Escribiendo con un pequeño ramo de rosas y jazmines al lado. El ramo embutido en un estilizado búcaro de dudosa porcelana china; las flores, de mi jardín. Fuera, al otro lado de la ventana de la habitación, la sutil llovizna que gobierna el otoño cubre la atmósfera con su interminable velo gris. Y mientras las gotas de lluvia se deslizan lentamente por el cristal de la ventana, yo golpeo con melancólica desgana las teclas de mi ordenador.
─ ¿Cuál es la diferencia entre “me gustas” y “te amo”? -se pregunta el personaje de la novela que intento escribir.
─Cuando te gusta una flor, la arrancas. Cuando la amas, cuidas su planta con todas tus fuerzas ─le responde el ángel de rubias guedejas que, en los días de lluvia, imagino me contempla desde el otro lado del nebuloso cristal.

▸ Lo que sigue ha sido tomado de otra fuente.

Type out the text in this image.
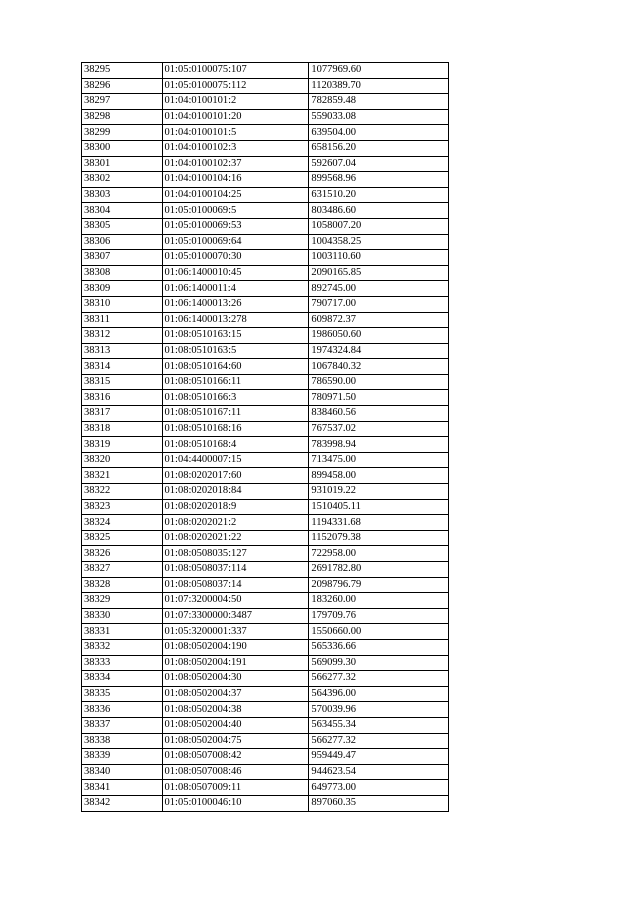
38295	01:05:0100075:107	1077969.60
38296	01:05:0100075:112	1120389.70
38297	01:04:0100101:2	782859.48
38298	01:04:0100101:20	559033.08
38299	01:04:0100101:5	639504.00
38300	01:04:0100102:3	658156.20
38301	01:04:0100102:37	592607.04
38302	01:04:0100104:16	899568.96
38303	01:04:0100104:25	631510.20
38304	01:05:0100069:5	803486.60
38305	01:05:0100069:53	1058007.20
38306	01:05:0100069:64	1004358.25
38307	01:05:0100070:30	1003110.60
38308	01:06:1400010:45	2090165.85
38309	01:06:1400011:4	892745.00
38310	01:06:1400013:26	790717.00
38311	01:06:1400013:278	609872.37
38312	01:08:0510163:15	1986050.60
38313	01:08:0510163:5	1974324.84
38314	01:08:0510164:60	1067840.32
38315	01:08:0510166:11	786590.00
38316	01:08:0510166:3	780971.50
38317	01:08:0510167:11	838460.56
38318	01:08:0510168:16	767537.02
38319	01:08:0510168:4	783998.94
38320	01:04:4400007:15	713475.00
38321	01:08:0202017:60	899458.00
38322	01:08:0202018:84	931019.22
38323	01:08:0202018:9	1510405.11
38324	01:08:0202021:2	1194331.68
38325	01:08:0202021:22	1152079.38
38326	01:08:0508035:127	722958.00
38327	01:08:0508037:114	2691782.80
38328	01:08:0508037:14	2098796.79
38329	01:07:3200004:50	183260.00
38330	01:07:3300000:3487	179709.76
38331	01:05:3200001:337	1550660.00
38332	01:08:0502004:190	565336.66
38333	01:08:0502004:191	569099.30
38334	01:08:0502004:30	566277.32
38335	01:08:0502004:37	564396.00
38336	01:08:0502004:38	570039.96
38337	01:08:0502004:40	563455.34
38338	01:08:0502004:75	566277.32
38339	01:08:0507008:42	959449.47
38340	01:08:0507008:46	944623.54
38341	01:08:0507009:11	649773.00
38342	01:05:0100046:10	897060.35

Silencio total, descorazonador, tenue y aplastante a la vez. Miro el búcaro con sus flores cortadas y, asaltado por una inesperada sensación de fracaso, de golpe me siento viejo y cansado. Como
si todo lo que tenía que hacer en la vida lo hubiera definitivamente consumado ya, sin retorno posible al tiempo feliz ni oportunidad alguna de enmendar el error cometido. Como si nada nuevo tuviera que escribir, comprender, soñar, disfrutar, rectificar, afrontar. Como si, aunque siga respirando, la esperanza en lo hermoso desconocido hubiera concluido para mí.
─Que la traicionera niebla del otoño no te engañe, querido ─parece sonreír el ángel que imagino tras el opaco cristal─. En este misterio insondable que es la vida, hay dos cosas que por mucho que hayas transitado siempre te sorprenderán: el amor y la muerte.